Do you believe there are more victims out there?

I do. His last known crime was the 1986 murder of Janelle Cruz in Orange County. People ask me, ‘Why did he stop in 1986’? And my answer is, ‘How do you know he stopped in 1986?’

There’s a three-year period from 1986 to 1989, when he was living in LA, that we’re not sure exactly where he was and what he was doing. And he was already beginning to evolve as a killer. So what’s to say he didn’t continue to kill his victims, but he discarded the bodies somewhere that we never found?

You describe justice in this case as not just a legal victory but a personal, full-circle moment for you. Why?

I escaped Vietnam on a fishing boat and lived in a refugee camp. When I came to the US, I learned how to speak English by watching Bugs Bunny cartoons. Twenty years later, I graduated from law school, and I became a lawyer.

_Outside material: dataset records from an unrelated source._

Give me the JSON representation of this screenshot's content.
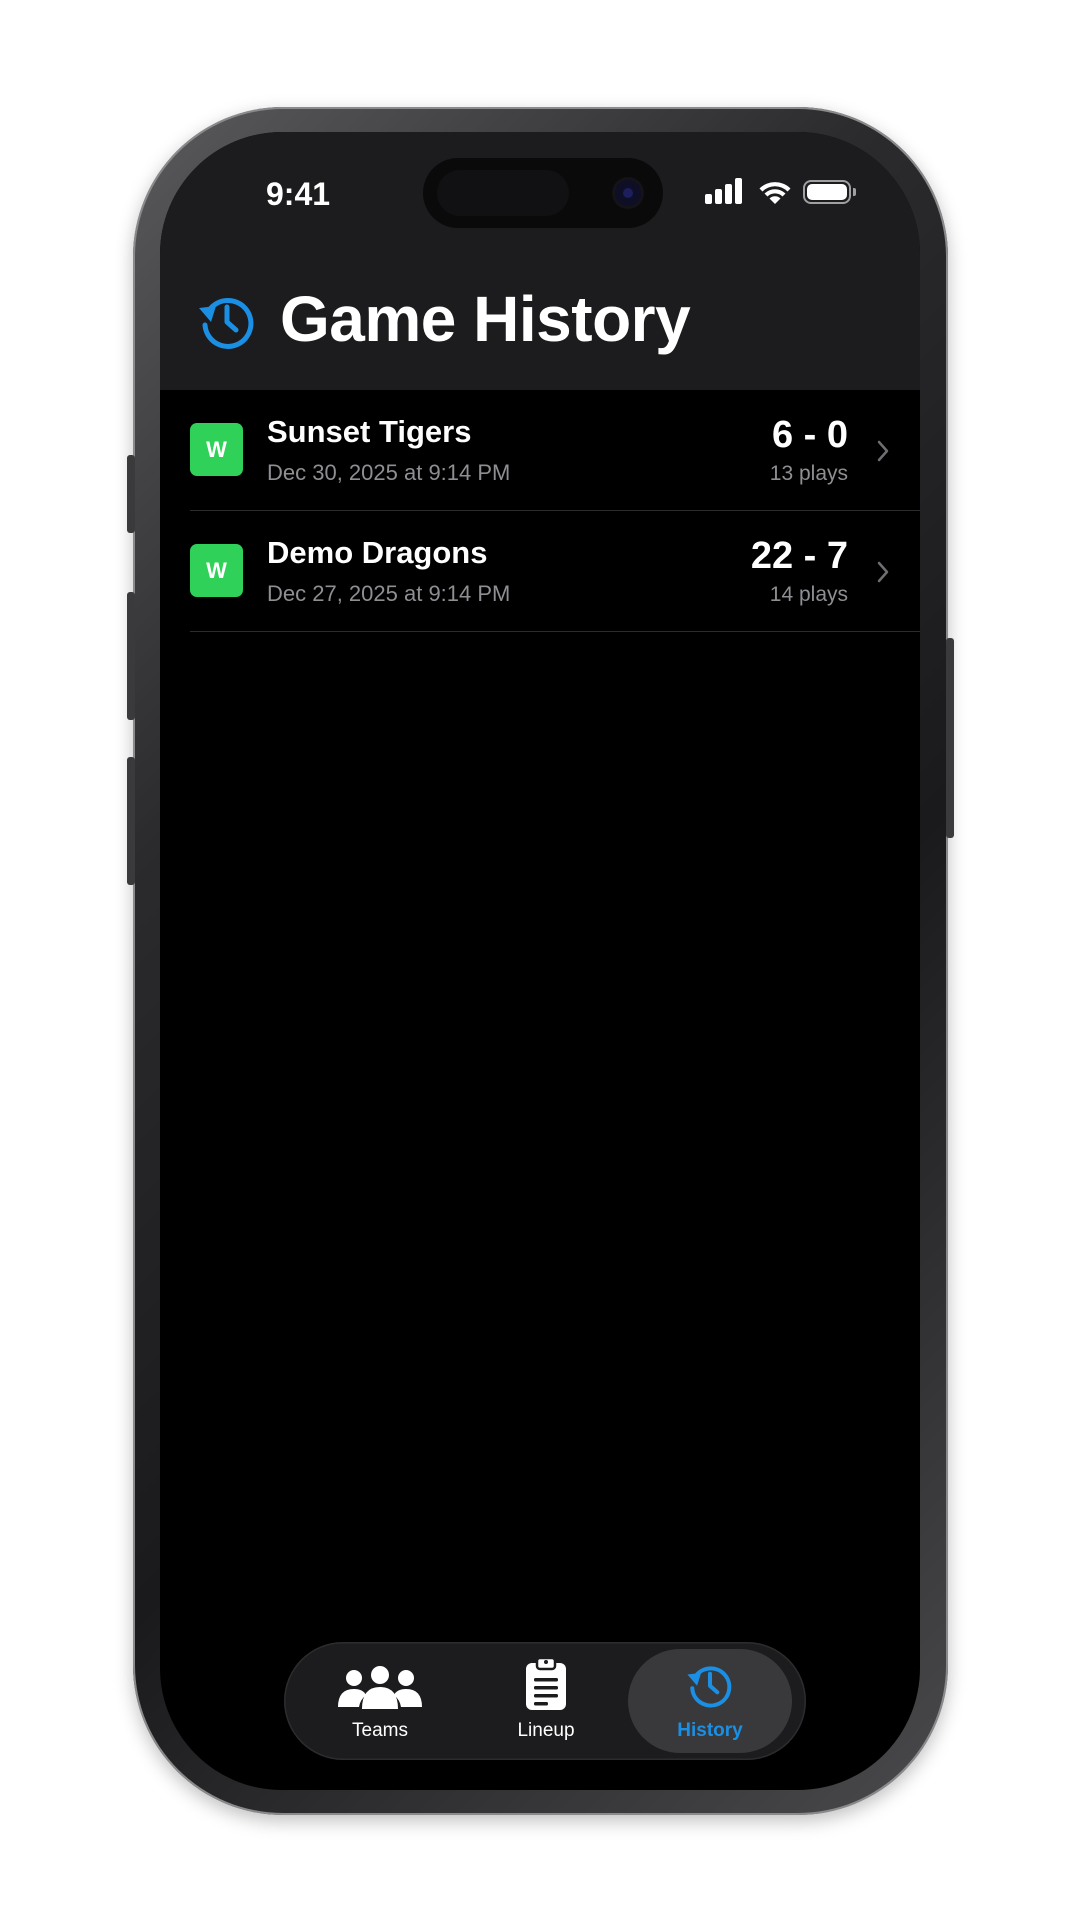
{
  "status_bar": {
    "time": "9:41"
  },
  "header": {
    "title": "Game History",
    "icon": "clock-history-icon"
  },
  "games": [
    {
      "result": "W",
      "opponent": "Sunset Tigers",
      "date": "Dec 30, 2025 at 9:14 PM",
      "score": "6 - 0",
      "plays": "13 plays"
    },
    {
      "result": "W",
      "opponent": "Demo Dragons",
      "date": "Dec 27, 2025 at 9:14 PM",
      "score": "22 - 7",
      "plays": "14 plays"
    }
  ],
  "tabs": [
    {
      "label": "Teams",
      "icon": "people-icon",
      "active": false
    },
    {
      "label": "Lineup",
      "icon": "clipboard-icon",
      "active": false
    },
    {
      "label": "History",
      "icon": "clock-history-icon",
      "active": true
    }
  ],
  "colors": {
    "accent": "#1a8fe3",
    "win_badge": "#30d158",
    "background": "#000000",
    "header_background": "#1c1c1e",
    "secondary_text": "#8e8e93"
  }
}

I come from a country that doesn’t have the rule of law … it’s governed, essentially, by a dictatorship. And to come to this country, and give back to victims rights, be part of a system of justice that works, it meant everything in the world.

What’s DeAngelo’s life like in prison today?

He was sentenced to multiple life sentences without the possibility of parole and is in a prison in the Central Valley in California. He’s in a protective unit – this is where you put the child molesters, the rapists, the snitches, people who drop out of gangs because other prisoners want to hurt them. He’s not in the general population. And in that unit, he is constantly looking over his shoulder, worried that somebody’s going to attack him.

So he’s in his own version of hell, where he belongs.